Now we need to walk the graph. This is really where the time consuming part is and all further optimizations will be done here.
chains = [
([], set(range(1, n))
]
chains is going to keep track of the valid paths as we walk them. The first element in the tuple will be your result. The second element is all the unused numbers, or unvisited nodes. The idea is to take one chain out of the queue, take a step down the path and put it back.
while chains:
chain, unused = chains.pop()
if not chain:
# we haven't even started, all unused are valid
valid_next = unused
else:
# We need numbers that are both unused and paired with the last node
# Using sets makes this easy
valid_next = unused & pairs[chains[-1]]
for num in valid_next:
# Take a step to the new node and add the new path back to chains
# Reminder, its important not to mutate anything here, always make new objs
newchain = chain + [num]
newunused = unused - set([num])
chains.append( (newchain, newunused) )
# are we done?
if not newunused:
print newchain
chains = False
Notice that if there is no valid next step, the path is removed without a replacement.
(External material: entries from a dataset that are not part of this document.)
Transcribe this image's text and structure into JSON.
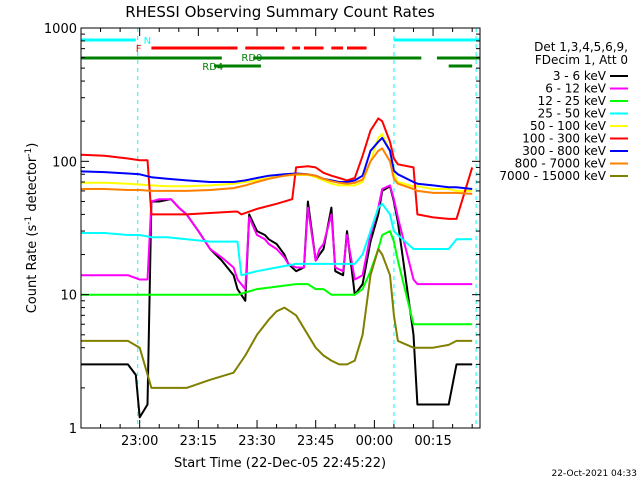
{
  "chart_data": {
    "type": "line",
    "title": "RHESSI Observing Summary Count Rates",
    "xlabel": "Start Time (22-Dec-05 22:45:22)",
    "ylabel_main": "Count Rate (s",
    "ylabel_sup1": "-1",
    "ylabel_mid": " detector",
    "ylabel_sup2": "-1",
    "ylabel_end": ")",
    "yscale": "log",
    "ylim": [
      1,
      1000
    ],
    "y_ticks": [
      {
        "value": 1,
        "label": "1"
      },
      {
        "value": 10,
        "label": "10"
      },
      {
        "value": 100,
        "label": "100"
      },
      {
        "value": 1000,
        "label": "1000"
      }
    ],
    "x_range_min": [
      0,
      102
    ],
    "x_ticks": [
      {
        "min": 15,
        "label": "23:00"
      },
      {
        "min": 30,
        "label": "23:15"
      },
      {
        "min": 45,
        "label": "23:30"
      },
      {
        "min": 60,
        "label": "23:45"
      },
      {
        "min": 75,
        "label": "00:00"
      },
      {
        "min": 90,
        "label": "00:15"
      }
    ],
    "legend_header": [
      "Det 1,3,4,5,6,9,",
      "FDecim 1, Att 0"
    ],
    "legend_position": "right",
    "footer_date": "22-Oct-2021 04:33",
    "night_intervals_min": [
      [
        0,
        18
      ],
      [
        79,
        98
      ]
    ],
    "flag_labels": {
      "night": "N",
      "flare": "F",
      "decimation": "RD0",
      "rd4": "RD4"
    },
    "series": [
      {
        "name": "3 - 6 keV",
        "color": "#000000",
        "x": [
          0,
          6,
          12,
          14,
          15,
          17,
          18,
          20,
          23,
          25,
          27,
          30,
          33,
          36,
          39,
          40,
          42,
          43,
          45,
          47,
          48,
          50,
          52,
          53,
          55,
          57,
          58,
          60,
          61,
          62,
          64,
          65,
          67,
          68,
          70,
          72,
          74,
          76,
          77,
          79,
          80,
          81,
          85,
          86,
          88,
          90,
          92,
          94,
          96,
          97,
          98,
          100
        ],
        "y": [
          3,
          3,
          3,
          2.5,
          1.2,
          1.5,
          50,
          50,
          52,
          45,
          40,
          30,
          22,
          18,
          14,
          11,
          9,
          40,
          30,
          28,
          26,
          24,
          20,
          17,
          15,
          16,
          50,
          18,
          20,
          22,
          45,
          15,
          14,
          30,
          10,
          12,
          25,
          40,
          60,
          65,
          50,
          35,
          5,
          1.5,
          1.5,
          1.5,
          1.5,
          1.5,
          3,
          3,
          3,
          3
        ]
      },
      {
        "name": "6 - 12 keV",
        "color": "#ff00ff",
        "x": [
          0,
          6,
          12,
          15,
          17,
          18,
          20,
          23,
          25,
          27,
          30,
          33,
          36,
          39,
          40,
          42,
          43,
          45,
          47,
          48,
          50,
          52,
          53,
          55,
          57,
          58,
          60,
          61,
          62,
          64,
          65,
          67,
          68,
          70,
          72,
          74,
          76,
          77,
          79,
          80,
          81,
          85,
          86,
          90,
          94,
          96,
          100
        ],
        "y": [
          14,
          14,
          14,
          13,
          13,
          50,
          52,
          52,
          45,
          40,
          30,
          22,
          19,
          16,
          13,
          11,
          38,
          28,
          26,
          24,
          22,
          19,
          17,
          16,
          16,
          45,
          18,
          22,
          24,
          40,
          16,
          15,
          28,
          13,
          14,
          28,
          45,
          62,
          66,
          52,
          38,
          13,
          12,
          12,
          12,
          12,
          12
        ]
      },
      {
        "name": "12 - 25 keV",
        "color": "#00ff00",
        "x": [
          0,
          6,
          12,
          15,
          18,
          22,
          27,
          33,
          39,
          40,
          45,
          50,
          55,
          58,
          60,
          62,
          64,
          66,
          68,
          70,
          72,
          74,
          76,
          77,
          79,
          80,
          81,
          85,
          86,
          90,
          94,
          96,
          100
        ],
        "y": [
          10,
          10,
          10,
          10,
          10,
          10,
          10,
          10,
          10,
          10,
          11,
          11.5,
          12,
          12,
          11,
          11,
          10,
          10,
          10,
          10,
          11,
          15,
          22,
          28,
          30,
          25,
          18,
          6,
          6,
          6,
          6,
          6,
          6
        ]
      },
      {
        "name": "25 - 50 keV",
        "color": "#00ffff",
        "x": [
          0,
          6,
          12,
          15,
          18,
          22,
          27,
          33,
          39,
          40,
          41,
          45,
          50,
          55,
          58,
          60,
          62,
          64,
          66,
          68,
          70,
          72,
          74,
          76,
          77,
          79,
          80,
          81,
          85,
          86,
          90,
          94,
          96,
          100
        ],
        "y": [
          29,
          29,
          28,
          28,
          27,
          27,
          26,
          25,
          25,
          25,
          14,
          15,
          16,
          17,
          17,
          17,
          17,
          17,
          17,
          17,
          17,
          20,
          30,
          45,
          48,
          40,
          30,
          28,
          22,
          22,
          22,
          22,
          26,
          26
        ]
      },
      {
        "name": "50 - 100 keV",
        "color": "#ffff00",
        "x": [
          0,
          6,
          12,
          15,
          18,
          22,
          27,
          33,
          39,
          42,
          45,
          48,
          52,
          55,
          58,
          60,
          62,
          64,
          66,
          68,
          70,
          72,
          74,
          76,
          77,
          79,
          80,
          81,
          85,
          86,
          90,
          94,
          96,
          100
        ],
        "y": [
          69,
          69,
          68,
          67,
          66,
          65,
          65,
          66,
          68,
          70,
          72,
          75,
          78,
          79,
          79,
          76,
          72,
          68,
          66,
          66,
          66,
          70,
          100,
          150,
          160,
          120,
          80,
          70,
          65,
          65,
          62,
          62,
          60,
          60
        ]
      },
      {
        "name": "100 - 300 keV",
        "color": "#ff0000",
        "x": [
          0,
          6,
          12,
          15,
          17,
          18,
          22,
          27,
          33,
          39,
          40,
          41,
          45,
          50,
          54,
          55,
          58,
          60,
          62,
          64,
          66,
          68,
          70,
          72,
          74,
          76,
          77,
          79,
          80,
          81,
          85,
          86,
          90,
          94,
          96,
          100
        ],
        "y": [
          112,
          110,
          105,
          102,
          102,
          40,
          40,
          40,
          41,
          42,
          42,
          40,
          44,
          48,
          52,
          90,
          92,
          90,
          82,
          78,
          75,
          72,
          75,
          110,
          170,
          210,
          200,
          140,
          105,
          95,
          90,
          40,
          38,
          37,
          37,
          90
        ]
      },
      {
        "name": "300 - 800 keV",
        "color": "#0000ff",
        "x": [
          0,
          6,
          12,
          15,
          18,
          22,
          27,
          33,
          39,
          42,
          45,
          48,
          52,
          55,
          58,
          60,
          62,
          64,
          66,
          68,
          70,
          72,
          74,
          76,
          77,
          79,
          80,
          81,
          85,
          86,
          90,
          94,
          96,
          100
        ],
        "y": [
          84,
          83,
          81,
          80,
          76,
          74,
          72,
          70,
          70,
          72,
          75,
          78,
          80,
          81,
          80,
          78,
          74,
          72,
          70,
          70,
          72,
          78,
          120,
          140,
          150,
          120,
          85,
          80,
          70,
          68,
          66,
          64,
          64,
          62
        ]
      },
      {
        "name": "800 - 7000 keV",
        "color": "#ff8000",
        "x": [
          0,
          6,
          12,
          15,
          18,
          22,
          27,
          33,
          39,
          42,
          45,
          48,
          52,
          55,
          58,
          60,
          62,
          64,
          66,
          68,
          70,
          72,
          74,
          76,
          77,
          79,
          80,
          81,
          85,
          86,
          90,
          94,
          96,
          100
        ],
        "y": [
          62,
          62,
          61,
          61,
          60,
          60,
          60,
          61,
          63,
          66,
          70,
          74,
          78,
          80,
          80,
          78,
          74,
          71,
          69,
          68,
          69,
          73,
          100,
          120,
          125,
          100,
          74,
          68,
          62,
          60,
          58,
          58,
          58,
          57
        ]
      },
      {
        "name": "7000 - 15000 keV",
        "color": "#808000",
        "x": [
          0,
          6,
          12,
          15,
          18,
          22,
          27,
          33,
          39,
          42,
          45,
          48,
          50,
          52,
          55,
          58,
          60,
          62,
          64,
          66,
          68,
          70,
          72,
          74,
          76,
          77,
          79,
          80,
          81,
          85,
          86,
          90,
          94,
          96,
          100
        ],
        "y": [
          4.5,
          4.5,
          4.5,
          4,
          2,
          2,
          2,
          2.3,
          2.6,
          3.5,
          5,
          6.5,
          7.5,
          8,
          7,
          5,
          4,
          3.5,
          3.2,
          3,
          3,
          3.2,
          5,
          14,
          22,
          20,
          14,
          7,
          4.5,
          4,
          4,
          4,
          4.2,
          4.5,
          4.5
        ]
      }
    ],
    "flag_segments_min": {
      "night_left": [
        0,
        14
      ],
      "night_right": [
        80,
        102
      ],
      "flare_red": [
        [
          18,
          40
        ],
        [
          42,
          52
        ],
        [
          54,
          56
        ],
        [
          57,
          62
        ],
        [
          64,
          67
        ],
        [
          68,
          73
        ]
      ],
      "decim_upper": [
        [
          0,
          36
        ],
        [
          44,
          87
        ],
        [
          91,
          102
        ]
      ],
      "decim_rd4": [
        [
          34,
          46
        ]
      ],
      "flare_dash_right": [
        [
          94,
          100
        ]
      ]
    }
  }
}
This is really memory inefficient, but runs in a reasonable time. The biggest performance bottleneck is walking the graph, so the next optimization would be popping and inserting paths in intelligent places to prioritize the most likely paths. It might be helpful to use a collections.deque or different container for your chains in that case.
EDIT
Here is an example of how you can implement your path priority. We will assign each path a score and keep the chains list sorted by this score. For a simple example I will suggest that paths containing "harder to use" nodes are worth more. That is for each step on a path the score will increase by n - len(valid_next) The modified code will look something like this.
import bisect
chains = ...
chains_score = [0]
while chains:
chain, unused = chains.pop()
score = chains_score.pop()
...
for num in valid_next:
newchain = chain + [num]
newunused = unused - set([num])
newscore = score + n - len(valid_next)
index = bisect.bisect(chains_score, newscore)
chains.insert(index, (newchain, newunused))
chains_score.insert(index, newscore)
Remember that insertion is O(n) so the overhead of adding this can be rather large. Its worth doing some analysis on your score algorithm to keep the queue length len(chains) managable.